Question

If x^m × y^n=(x+y)^(m+n) find dy/dx?

Answer 1

`dy/dx = y/x`

Explanation:

We have:

`x^m y^n = (x+y)^(m+n)`

Take (natural) logarithms of both sides:

`ln(x^m y^n) = ln((x+y)^(m+n))`

Then using the properties of logarithms we can simplify:

`ln(x^m) + ln( y^n) = ln((x+y)^(m+n))`
`:. m ln x + n ln y = (m+n)ln(x+y)`

Now we can differentiate implicitly:

`m/x + n/yy' = (m+n)/(x+y)(1+y')`

`:. m/x + n/yy' = (m+n)/(x+y) + (m+n)/(x+y) y'`

`:. (m+n)/(x+y) y' - n/yy' = m/x - (m+n)/(x+y)`

`:. ( (m+n)y - n(x+y))/( (x+y)y )y' = (m(x+y) - (m+n)x)/(x(x+y))`

`:. ( my+ny - nx-ny )/( (x+y)y )y' = ( mx+my - mx-nx )/(x(x+y))`

`:. ( my - nx )/( (x+y)y )y' = ( my -nx )/(x(x+y))`

`:. y' = y/x`

Advanced Calculus

There is another (often faster) approach using partial derivatives.

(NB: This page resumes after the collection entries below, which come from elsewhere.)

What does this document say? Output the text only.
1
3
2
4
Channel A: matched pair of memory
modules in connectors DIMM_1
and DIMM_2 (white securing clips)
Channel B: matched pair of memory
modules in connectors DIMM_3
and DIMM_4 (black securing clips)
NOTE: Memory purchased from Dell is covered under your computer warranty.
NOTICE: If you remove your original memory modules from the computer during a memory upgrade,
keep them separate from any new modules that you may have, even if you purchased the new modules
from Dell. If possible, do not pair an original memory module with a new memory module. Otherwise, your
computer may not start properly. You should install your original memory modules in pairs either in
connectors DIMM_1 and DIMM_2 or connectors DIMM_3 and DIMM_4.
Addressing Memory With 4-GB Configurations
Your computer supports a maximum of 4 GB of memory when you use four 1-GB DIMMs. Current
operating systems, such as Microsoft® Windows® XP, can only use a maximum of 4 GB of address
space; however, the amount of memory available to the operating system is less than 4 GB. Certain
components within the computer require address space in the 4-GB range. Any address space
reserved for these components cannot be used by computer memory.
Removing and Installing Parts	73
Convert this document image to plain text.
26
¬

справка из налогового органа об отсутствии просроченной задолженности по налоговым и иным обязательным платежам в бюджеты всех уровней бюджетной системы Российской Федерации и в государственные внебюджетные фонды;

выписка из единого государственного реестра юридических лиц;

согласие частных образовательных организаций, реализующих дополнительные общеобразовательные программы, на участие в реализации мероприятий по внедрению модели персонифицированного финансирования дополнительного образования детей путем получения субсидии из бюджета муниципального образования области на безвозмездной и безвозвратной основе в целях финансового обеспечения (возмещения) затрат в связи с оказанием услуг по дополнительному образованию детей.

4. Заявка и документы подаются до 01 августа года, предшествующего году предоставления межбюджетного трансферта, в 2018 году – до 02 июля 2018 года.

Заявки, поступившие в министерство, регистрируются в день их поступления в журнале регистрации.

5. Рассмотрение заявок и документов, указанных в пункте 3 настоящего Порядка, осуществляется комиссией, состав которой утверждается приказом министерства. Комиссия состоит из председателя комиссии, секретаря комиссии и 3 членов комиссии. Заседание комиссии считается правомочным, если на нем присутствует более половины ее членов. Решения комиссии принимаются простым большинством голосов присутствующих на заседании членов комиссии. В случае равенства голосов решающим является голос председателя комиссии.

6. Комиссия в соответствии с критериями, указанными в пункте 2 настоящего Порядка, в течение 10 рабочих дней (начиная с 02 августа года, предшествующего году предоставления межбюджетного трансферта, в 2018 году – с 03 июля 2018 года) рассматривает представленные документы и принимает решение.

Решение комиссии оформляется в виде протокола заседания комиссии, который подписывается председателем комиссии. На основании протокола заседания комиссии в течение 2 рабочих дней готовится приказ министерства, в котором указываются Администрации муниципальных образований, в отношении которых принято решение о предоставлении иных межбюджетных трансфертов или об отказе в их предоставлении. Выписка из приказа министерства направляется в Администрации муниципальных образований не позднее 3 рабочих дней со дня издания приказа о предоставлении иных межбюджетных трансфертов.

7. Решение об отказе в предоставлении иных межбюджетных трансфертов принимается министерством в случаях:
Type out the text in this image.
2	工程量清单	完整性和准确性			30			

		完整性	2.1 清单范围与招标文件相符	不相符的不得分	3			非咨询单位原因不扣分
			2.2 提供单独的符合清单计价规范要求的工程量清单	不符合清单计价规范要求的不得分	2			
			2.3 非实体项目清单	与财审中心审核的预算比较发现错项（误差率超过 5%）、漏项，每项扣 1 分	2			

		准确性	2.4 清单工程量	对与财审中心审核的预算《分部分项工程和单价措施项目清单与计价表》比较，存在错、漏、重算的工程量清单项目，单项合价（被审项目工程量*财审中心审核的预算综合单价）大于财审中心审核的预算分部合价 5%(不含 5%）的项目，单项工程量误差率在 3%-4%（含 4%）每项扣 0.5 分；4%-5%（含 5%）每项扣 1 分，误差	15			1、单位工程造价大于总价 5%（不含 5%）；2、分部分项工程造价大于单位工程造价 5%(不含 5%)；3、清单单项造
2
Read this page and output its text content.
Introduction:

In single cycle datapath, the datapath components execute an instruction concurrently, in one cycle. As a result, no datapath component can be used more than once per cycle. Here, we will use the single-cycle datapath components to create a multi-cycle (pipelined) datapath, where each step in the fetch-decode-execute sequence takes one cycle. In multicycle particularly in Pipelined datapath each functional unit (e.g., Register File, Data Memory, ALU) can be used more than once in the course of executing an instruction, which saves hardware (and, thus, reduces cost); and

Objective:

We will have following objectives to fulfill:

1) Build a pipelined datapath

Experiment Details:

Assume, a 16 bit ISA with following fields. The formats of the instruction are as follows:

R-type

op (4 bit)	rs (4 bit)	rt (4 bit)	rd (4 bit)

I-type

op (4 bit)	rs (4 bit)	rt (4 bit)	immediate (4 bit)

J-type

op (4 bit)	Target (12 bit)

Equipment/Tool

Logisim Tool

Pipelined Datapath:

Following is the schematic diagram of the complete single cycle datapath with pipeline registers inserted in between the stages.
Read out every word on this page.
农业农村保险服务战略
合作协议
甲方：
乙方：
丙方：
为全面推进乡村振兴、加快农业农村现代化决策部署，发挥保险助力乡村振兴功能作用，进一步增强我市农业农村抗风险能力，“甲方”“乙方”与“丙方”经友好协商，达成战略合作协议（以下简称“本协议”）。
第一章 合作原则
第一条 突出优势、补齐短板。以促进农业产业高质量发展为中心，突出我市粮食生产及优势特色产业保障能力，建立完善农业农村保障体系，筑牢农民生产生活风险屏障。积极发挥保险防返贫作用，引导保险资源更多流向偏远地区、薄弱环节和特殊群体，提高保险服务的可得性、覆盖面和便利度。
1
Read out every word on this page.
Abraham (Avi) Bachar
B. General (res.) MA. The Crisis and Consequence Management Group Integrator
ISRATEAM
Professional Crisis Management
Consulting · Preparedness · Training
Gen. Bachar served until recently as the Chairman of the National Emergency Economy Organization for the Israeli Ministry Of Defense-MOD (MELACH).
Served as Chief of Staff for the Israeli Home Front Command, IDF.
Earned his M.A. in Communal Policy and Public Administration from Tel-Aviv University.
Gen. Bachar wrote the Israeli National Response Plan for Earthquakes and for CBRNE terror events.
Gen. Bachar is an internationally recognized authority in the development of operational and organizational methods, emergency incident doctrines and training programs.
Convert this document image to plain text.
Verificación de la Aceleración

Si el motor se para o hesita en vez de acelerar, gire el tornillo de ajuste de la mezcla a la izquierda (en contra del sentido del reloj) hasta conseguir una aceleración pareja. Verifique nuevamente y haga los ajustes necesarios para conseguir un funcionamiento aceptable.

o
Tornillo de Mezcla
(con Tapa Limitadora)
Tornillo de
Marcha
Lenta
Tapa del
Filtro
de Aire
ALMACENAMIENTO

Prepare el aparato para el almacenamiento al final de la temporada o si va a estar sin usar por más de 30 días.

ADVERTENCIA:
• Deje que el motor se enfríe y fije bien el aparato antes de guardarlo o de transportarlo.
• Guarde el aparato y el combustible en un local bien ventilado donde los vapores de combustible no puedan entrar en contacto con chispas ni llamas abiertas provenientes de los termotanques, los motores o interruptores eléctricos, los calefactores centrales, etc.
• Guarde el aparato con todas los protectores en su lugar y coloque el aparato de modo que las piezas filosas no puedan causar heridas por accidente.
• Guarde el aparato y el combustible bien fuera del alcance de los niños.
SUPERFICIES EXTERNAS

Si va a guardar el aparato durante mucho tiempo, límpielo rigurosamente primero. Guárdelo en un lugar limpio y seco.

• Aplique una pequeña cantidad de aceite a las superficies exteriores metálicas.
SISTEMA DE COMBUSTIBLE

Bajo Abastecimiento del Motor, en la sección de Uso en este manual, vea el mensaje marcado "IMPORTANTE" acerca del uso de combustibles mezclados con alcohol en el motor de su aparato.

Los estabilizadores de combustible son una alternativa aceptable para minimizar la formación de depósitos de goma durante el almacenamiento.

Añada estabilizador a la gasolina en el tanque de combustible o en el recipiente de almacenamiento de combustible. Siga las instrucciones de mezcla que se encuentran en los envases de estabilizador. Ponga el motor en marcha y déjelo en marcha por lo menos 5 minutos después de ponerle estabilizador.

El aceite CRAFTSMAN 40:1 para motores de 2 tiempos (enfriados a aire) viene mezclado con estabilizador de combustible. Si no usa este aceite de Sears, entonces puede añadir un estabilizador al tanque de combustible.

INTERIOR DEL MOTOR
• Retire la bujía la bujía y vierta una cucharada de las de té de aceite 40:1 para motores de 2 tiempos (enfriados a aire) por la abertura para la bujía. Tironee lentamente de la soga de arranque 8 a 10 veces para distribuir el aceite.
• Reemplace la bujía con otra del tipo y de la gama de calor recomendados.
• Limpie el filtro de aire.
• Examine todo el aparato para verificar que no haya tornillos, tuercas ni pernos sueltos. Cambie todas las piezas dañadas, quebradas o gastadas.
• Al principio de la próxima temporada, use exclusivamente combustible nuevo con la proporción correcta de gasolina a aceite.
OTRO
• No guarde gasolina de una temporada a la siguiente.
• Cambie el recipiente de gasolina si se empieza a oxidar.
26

Suppose we cannot find `y` explicitly as a function of `x`, only implicitly through the equation `F(x, y) = 0` which defines `y` as a function of `x, y = y(x)`. Therefore we can write `F(x, y) = 0` as `F(x, y(x)) = 0`. Differentiating both sides of this, using the partial chain rule gives us

`(partial F)/(partial x) (1) + (partial F)/(partial y) dy/dx = 0 => dy/dx = −((partial F)/(partial x)) / ((partial F)/(partial y))`

So Let `F(x,y) = x^m y^n - (x+y)^(m+n)`; Then;

`(partial F)/(partial x) = mx^(m-1)y^n - (m+n)(x+y)^(m+n-1)`

`(partial F)/(partial y) = nx^my^(n-1) - (m+n)(x+y)^(m+n-1)`

And so:

`dy/dx = - (mx^(m-1)y^n - (m+n)(x+y)^(m+n-1)) / (nx^my^(n-1) - (m+n)(x+y)^(m+n-1))`

`\ \ \ \ \ = - (mx^(m-1)y^n - (m+n)(x+y)^(m+n)(x+y)^(-1)) / (nx^my^(n-1) - (m+n)(x+y)^(m+n)(x+y)^(-1))`

`\ \ \ \ \ = - (mx^(m-1)y^n - (m+n)x^m y^n(x+y)^(-1)) / (nx^my^(n-1) - (m+n)x^m y^n(x+y)^(-1))`

`\ \ \ \ \ = - (m/x - (m+n)/(x+y)) / (n/y - (m+n)/(x+y))`

`\ \ \ \ \ = - ((m(x+y) - (m+n)x)/(x(x+y))) / ((n(x+y) - (m+n)y) / (y(x+y)))`

`\ \ \ \ \ = - ((mx+my -mx-nx)/(x)) / ((nx+ny - my-ny) / (y))`

`\ \ \ \ \ = - ((my -nx)/(x)) / ((nx- my) / (y))`
`\ \ \ \ \ = ((nx-my)/(x)) / ((nx- my) / (y))`
`\ \ \ \ \ = y/x`, as before